Wasserverband fordert Ende der genehmigungsfreien Gartenbewässerung
Wichtige Fakten
- • VKU fordert strengere Regeln zur Wasserentnahme.
- • Der Klimawandel erhöht den Druck auf Grundwasserressourcen.
- • Private Gartenbewässerung ist derzeit ohne Genehmigung erlaubt.
- • Ein digitales Wasserbuch soll Transparenz schaffen.
- • Öffentliche Wasserversorgung soll Priorität haben.
VKU fordert Einschränkungen bei privater Wasserentnahme
Der Verband Kommunaler Unternehmen (VKU) hat sich angesichts des Klimawandels für strengere Vorschriften zur privaten Wasserentnahme ausgesprochen. Vor allem die generell genehmigungsfreie Bewässerung von Gärten sowie die Wassernutzung für landwirtschaftliche Hofbetriebe müssten beschränkt werden, forderte VKU-Vizepräsident Karsten Specht. Zur Begründung verwies er auf die zunehmende Trockenheit und die knapper werdenden Grundwasserreserven.

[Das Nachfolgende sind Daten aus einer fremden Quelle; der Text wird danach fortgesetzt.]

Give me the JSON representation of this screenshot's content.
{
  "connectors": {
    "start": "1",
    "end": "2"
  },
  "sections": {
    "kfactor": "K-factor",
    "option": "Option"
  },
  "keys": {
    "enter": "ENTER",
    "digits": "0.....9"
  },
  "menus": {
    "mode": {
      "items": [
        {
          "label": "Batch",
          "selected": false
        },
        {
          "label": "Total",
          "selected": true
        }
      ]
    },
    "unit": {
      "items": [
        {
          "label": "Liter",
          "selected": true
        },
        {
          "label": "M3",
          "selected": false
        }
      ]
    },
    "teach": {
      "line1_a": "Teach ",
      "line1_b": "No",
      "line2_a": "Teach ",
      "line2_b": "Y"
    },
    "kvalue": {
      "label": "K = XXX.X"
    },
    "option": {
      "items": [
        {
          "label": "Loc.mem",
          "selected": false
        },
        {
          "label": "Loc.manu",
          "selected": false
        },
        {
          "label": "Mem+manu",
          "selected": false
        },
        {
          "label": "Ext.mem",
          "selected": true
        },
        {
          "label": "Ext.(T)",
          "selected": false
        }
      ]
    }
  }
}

Mehr Transparenz durch digitales Wasserbuch gefordert
Ein zentrales Anliegen des Verbandes ist die Schaffung von Transparenz über die Wasserentnahmen durch ein elektronisches Register. Das digitale Wasserbuch soll es ermöglichen, alle wasserrechtlichen Genehmigungen zu dokumentieren, wie es bereits bei kommunalen Versorgern und Wirtschaftsunternehmen der Fall ist. Zudem müsse die öffentliche Wasserversorgung Vorrang vor anderen Nutzungen haben, so Specht. Auch ein besserer Schutz der Ressourcen vor Schadstoffen wie Nitrat und Pestiziden sei notwendig.